Use Of MCIF Expands Into A Social Mission, Opportunity

Credit Union: Charlotte Metro CU

Nominated By: Liberty, Mounds View, Minn.

Nominated For: Application of MCIF System

A marketing customer information files system-MCIF in more familiar parlance-is designed to helped segment member data and identify member clusters or groups likely to respond to specific marketing messages.

Charlotte Metro Credit Union, Charlotte, N.C., has found a way through its MCIF system to cultivate a new and potentially profitable market share.

Two years ago the $112-million community credit union began courting the local Hispanic market using Liberty Enterprises' MCIF system, notes Deb McLean, Charlotte Metro's vice president of marketing. What started as a methodology to market credit cards has turned into an almost social mission for the credit union, she says.

"With the Liberty Database Marketing System, we're building relationships," says McLean. "That's what credit unions are all about."

Charlotte Metro's relationship with Liberty started in 1995 when the credit union began purchasing checks from the company.

The relationship soon moved on to credit cards and then by 1998 Charlotte Metro began segmenting market data with Liberty's MCIF system.

Local Hispanics weren't the first group the credit union targeted. That didn't happen until 2001. It took access to reliable data to generate the credit union's interest.

"The local police department gave us a database of Hispanic surnames and we shared them with Liberty," says McLean.

Once that database had been developed and refined, Charlotte Metro began marketing products. This past August, the credit union sent names on its refined list a letter-one side printed in English, the other in Spanish-promoting IRNet, the partnership between the World Council of Credit Union and VIGO to provide inexpensive overseas money wiring services.

That promotion generated interest, says McLean. "We earned a little fee income and got quite a good response from the Hispanic community," she said.

The credit union has since purchased a list of Hispanic-owned business from the Charlotte Chamber of Commerce and has begun promoting its bilingual capabilities and services as something those business owners can offer their employees. Elizabeth Ramos, who manages relations between the credit union and Charlotte's Spanish-speaking community, has gotten much busier lately, says McLean.

The initiative is relatively new for Charlotte Metro and McLean admits that the initial numbers didn't look too good even after two years.

"It's a slow process because you have to build those relationships," says McLean.

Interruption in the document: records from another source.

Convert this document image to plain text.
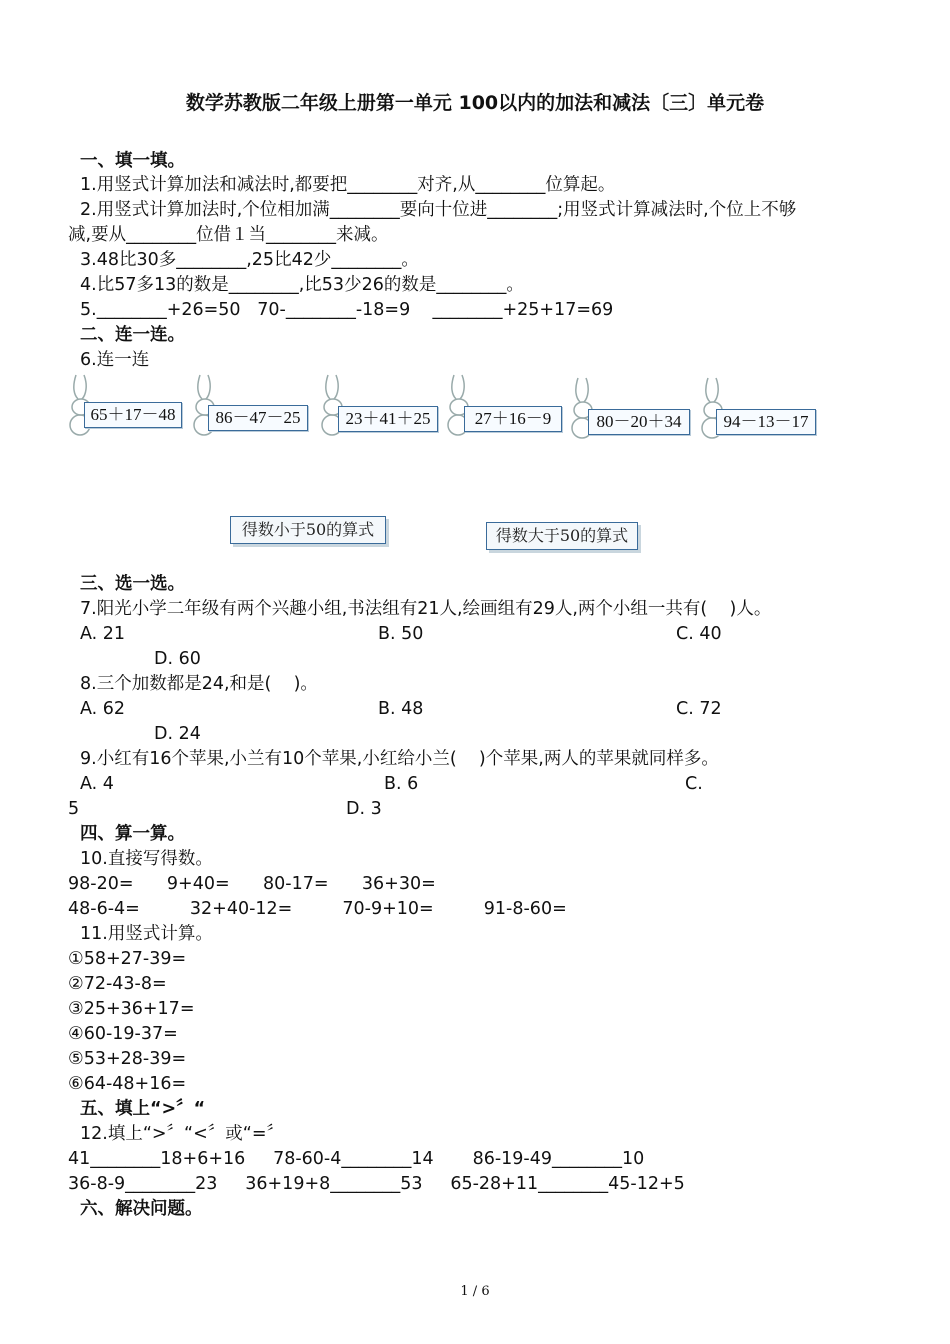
数学苏教版二年级上册第一单元 100以内的加法和减法〔三〕单元卷
一、填一填。
1.用竖式计算加法和减法时,都要把________对齐,从________位算起。
2.用竖式计算加法时,个位相加满________要向十位进________;用竖式计算减法时,个位上不够
减,要从________位借１当________来减。
3.48比30多________,25比42少________。
4.比57多13的数是________,比53少26的数是________。
5.________+26=50   70-________-18=9    ________+25+17=69
二、连一连。
6.连一连
65＋17－48	86－47－25	23＋41＋25	27＋16－9	80－20＋34	94－13－17
得数小于50的算式	得数大于50的算式
三、选一选。
7.阳光小学二年级有两个兴趣小组,书法组有21人,绘画组有29人,两个小组一共有(    )人。
A. 21	B. 50	C. 40
D. 60
8.三个加数都是24,和是(    )。
A. 62	B. 48	C. 72
D. 24
9.小红有16个苹果,小兰有10个苹果,小红给小兰(    )个苹果,两人的苹果就同样多。
A. 4	B. 6	C.
5	D. 3
四、算一算。
10.直接写得数。
98-20=      9+40=      80-17=      36+30=
48-6-4=         32+40-12=         70-9+10=         91-8-60=
11.用竖式计算。
①58+27-39=
②72-43-8=
③25+36+17=
④60-19-37=
⑤53+28-39=
⑥64-48+16=
五、填上“>〞“
12.填上“>〞“<〞或“=〞
41________18+6+16     78-60-4________14       86-19-49________10
36-8-9________23     36+19+8________53     65-28+11________45-12+5
六、解决问题。
1 / 6
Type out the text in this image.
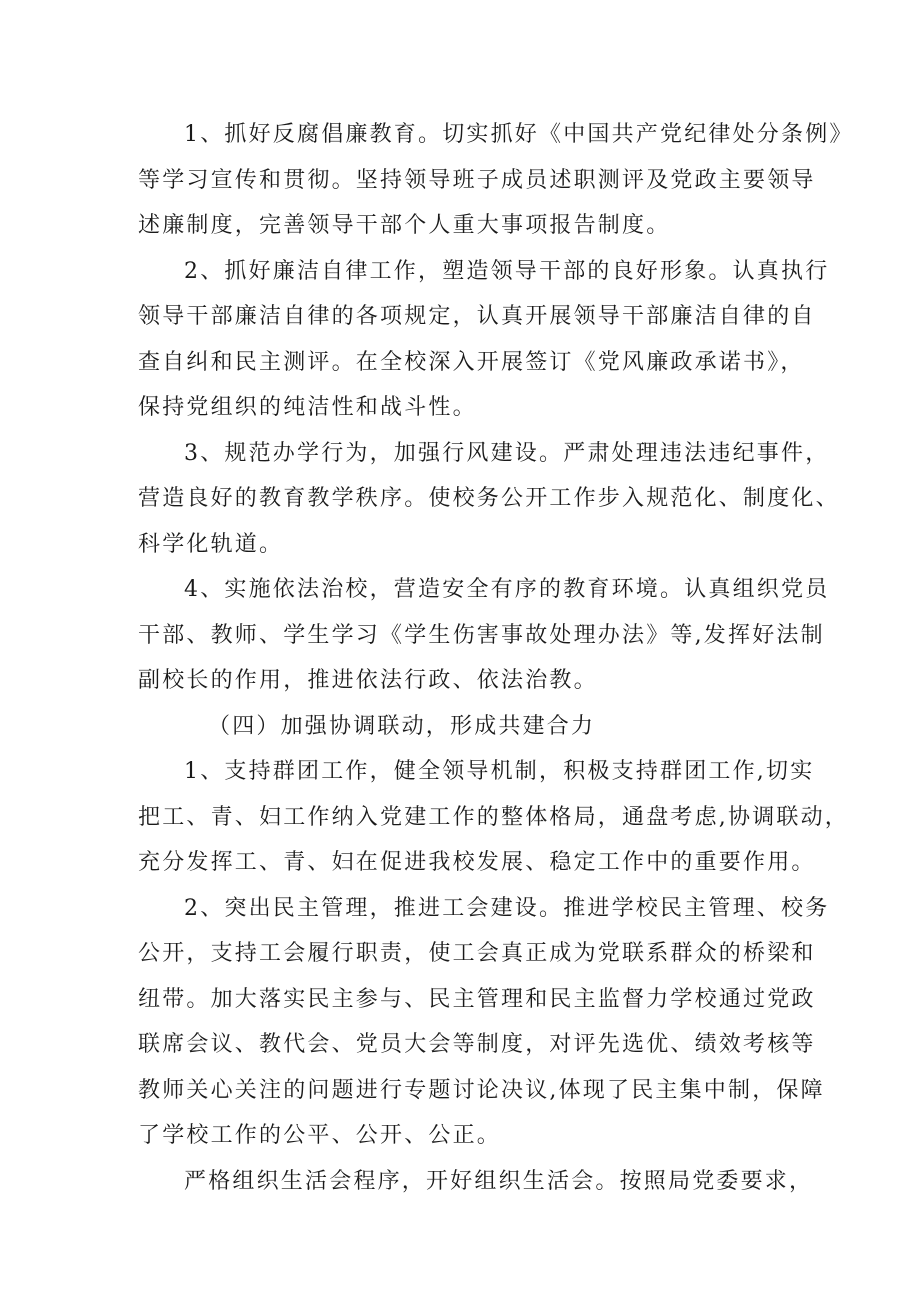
1、抓好反腐倡廉教育。切实抓好《中国共产党纪律处分条例》
等学习宣传和贯彻。坚持领导班子成员述职测评及党政主要领导
述廉制度，完善领导干部个人重大事项报告制度。
2、抓好廉洁自律工作，塑造领导干部的良好形象。认真执行
领导干部廉洁自律的各项规定，认真开展领导干部廉洁自律的自
查自纠和民主测评。在全校深入开展签订《党风廉政承诺书》，
保持党组织的纯洁性和战斗性。
3、规范办学行为，加强行风建设。严肃处理违法违纪事件，
营造良好的教育教学秩序。使校务公开工作步入规范化、制度化、
科学化轨道。
4、实施依法治校，营造安全有序的教育环境。认真组织党员
干部、教师、学生学习《学生伤害事故处理办法》等,发挥好法制
副校长的作用，推进依法行政、依法治教。
（四）加强协调联动，形成共建合力
1、支持群团工作，健全领导机制，积极支持群团工作,切实
把工、青、妇工作纳入党建工作的整体格局，通盘考虑,协调联动，
充分发挥工、青、妇在促进我校发展、稳定工作中的重要作用。
2、突出民主管理，推进工会建设。推进学校民主管理、校务
公开，支持工会履行职责，使工会真正成为党联系群众的桥梁和
纽带。加大落实民主参与、民主管理和民主监督力学校通过党政
联席会议、教代会、党员大会等制度，对评先选优、绩效考核等
教师关心关注的问题进行专题讨论决议,体现了民主集中制，保障
了学校工作的公平、公开、公正。
严格组织生活会程序，开好组织生活会。按照局党委要求，
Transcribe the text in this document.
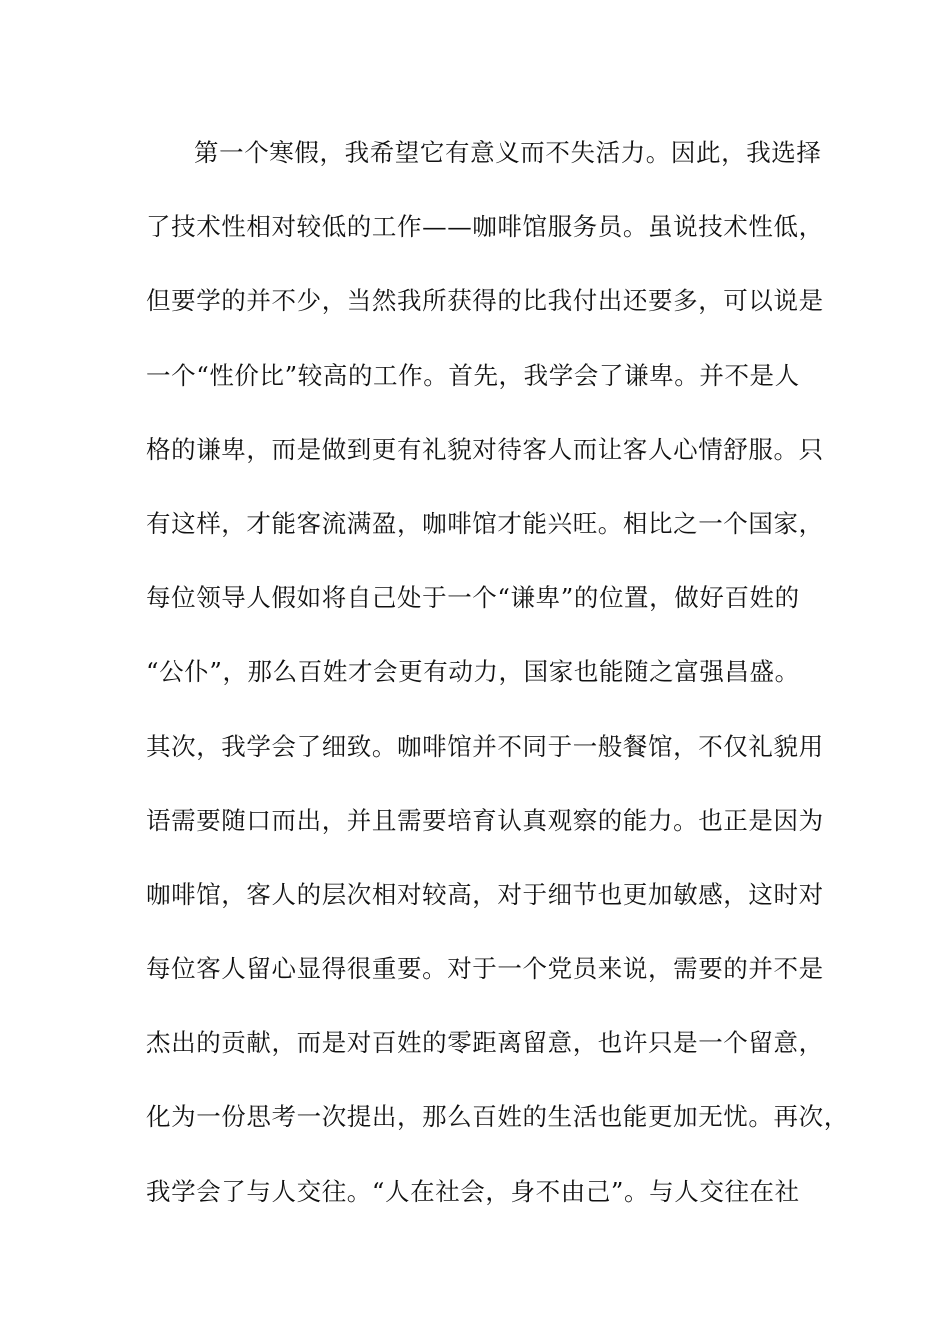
第一个寒假，我希望它有意义而不失活力。因此，我选择
了技术性相对较低的工作——咖啡馆服务员。虽说技术性低，
但要学的并不少，当然我所获得的比我付出还要多，可以说是
一个“性价比”较高的工作。首先，我学会了谦卑。并不是人
格的谦卑，而是做到更有礼貌对待客人而让客人心情舒服。只
有这样，才能客流满盈，咖啡馆才能兴旺。相比之一个国家，
每位领导人假如将自己处于一个“谦卑”的位置，做好百姓的
“公仆”，那么百姓才会更有动力，国家也能随之富强昌盛。
其次，我学会了细致。咖啡馆并不同于一般餐馆，不仅礼貌用
语需要随口而出，并且需要培育认真观察的能力。也正是因为
咖啡馆，客人的层次相对较高，对于细节也更加敏感，这时对
每位客人留心显得很重要。对于一个党员来说，需要的并不是
杰出的贡献，而是对百姓的零距离留意，也许只是一个留意，
化为一份思考一次提出，那么百姓的生活也能更加无忧。再次，
我学会了与人交往。“人在社会，身不由己”。与人交往在社
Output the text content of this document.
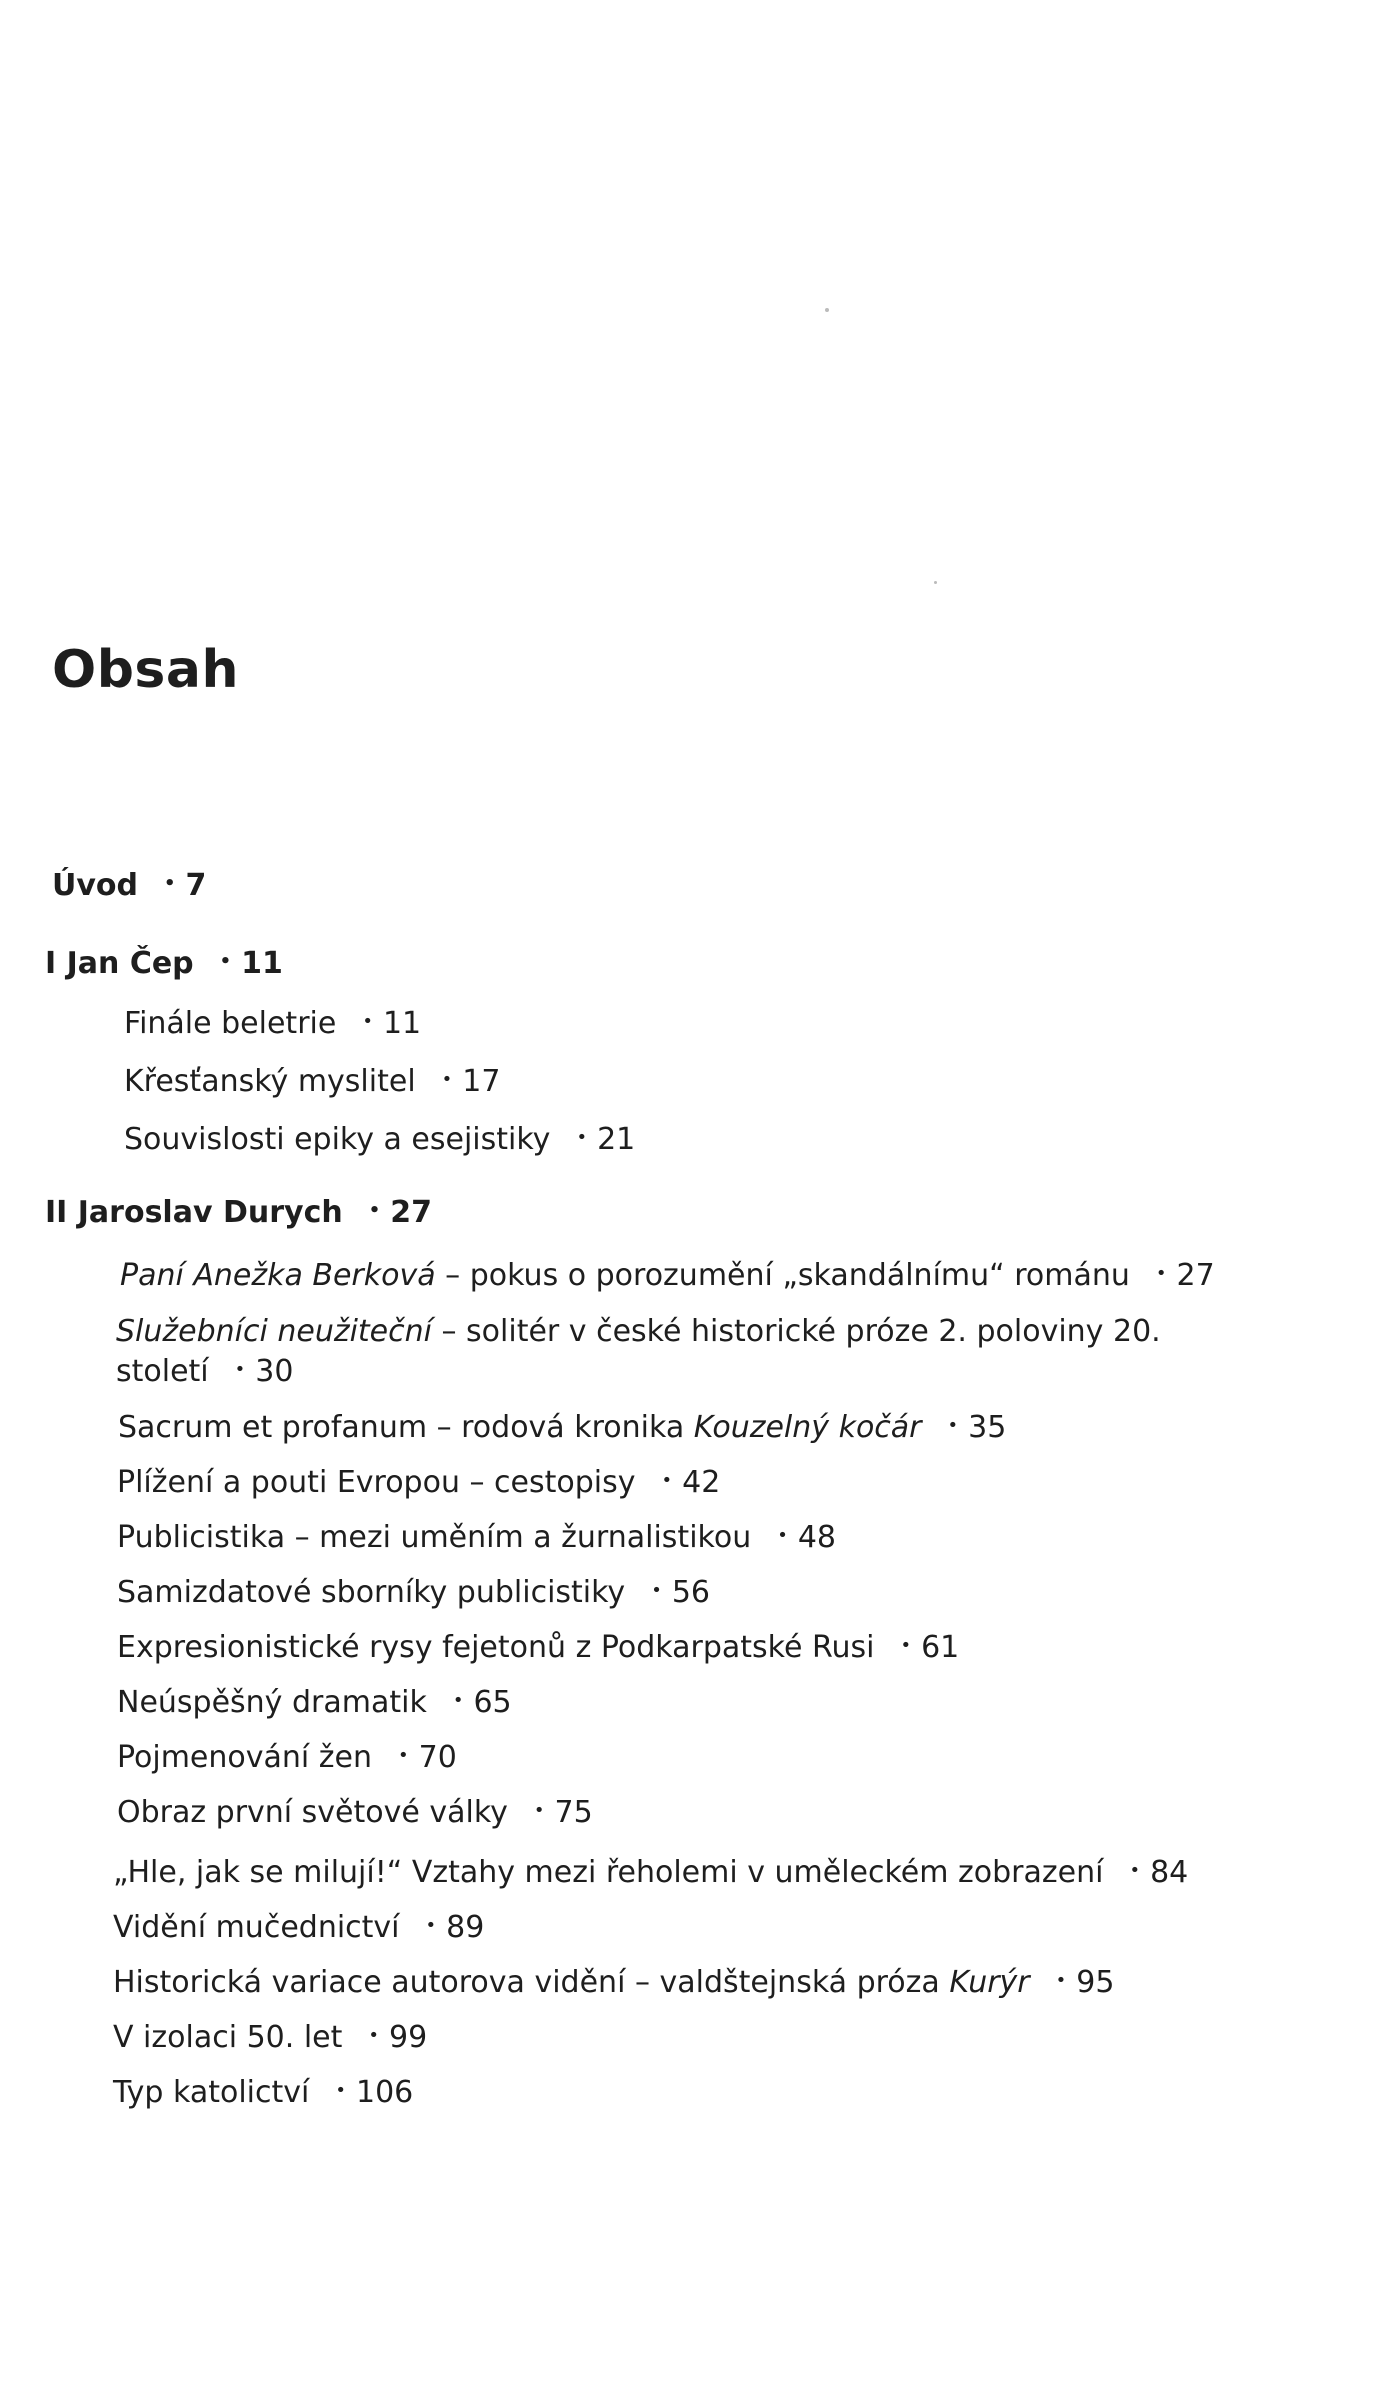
Obsah
Úvod • 7
I Jan Čep • 11
Finále beletrie • 11
Křesťanský myslitel • 17
Souvislosti epiky a esejistiky • 21
II Jaroslav Durych • 27
Paní Anežka Berková – pokus o porozumění „skandálnímu“ románu • 27
Služebníci neužiteční – solitér v české historické próze 2. poloviny 20. století • 30
Sacrum et profanum – rodová kronika Kouzelný kočár • 35
Plížení a pouti Evropou – cestopisy • 42
Publicistika – mezi uměním a žurnalistikou • 48
Samizdatové sborníky publicistiky • 56
Expresionistické rysy fejetonů z Podkarpatské Rusi • 61
Neúspěšný dramatik • 65
Pojmenování žen • 70
Obraz první světové války • 75
„Hle, jak se milují!“ Vztahy mezi řeholemi v uměleckém zobrazení • 84
Vidění mučednictví • 89
Historická variace autorova vidění – valdštejnská próza Kurýr • 95
V izolaci 50. let • 99
Typ katolictví • 106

The word is getting out there, but not at the rate the credit union hoped it would, she says.

But thanks to the penetrations the credit union has made and to the Liberty system's ability to sort and categorize data, Charlotte Metro does like what it sees in terms of product usage patterns.

The average Charlotte Metro member uses three credit union products. The average Hispanic member uses five products, McLean says. That's everything from savings accounts to Visa cards to line-of-credit overdraft protection and all things in between.

"Our Liberty data gave us proof that Hispanics were quickly becoming our most loyal members," says McLean. "We're confident these members will come to us for their first mortgages."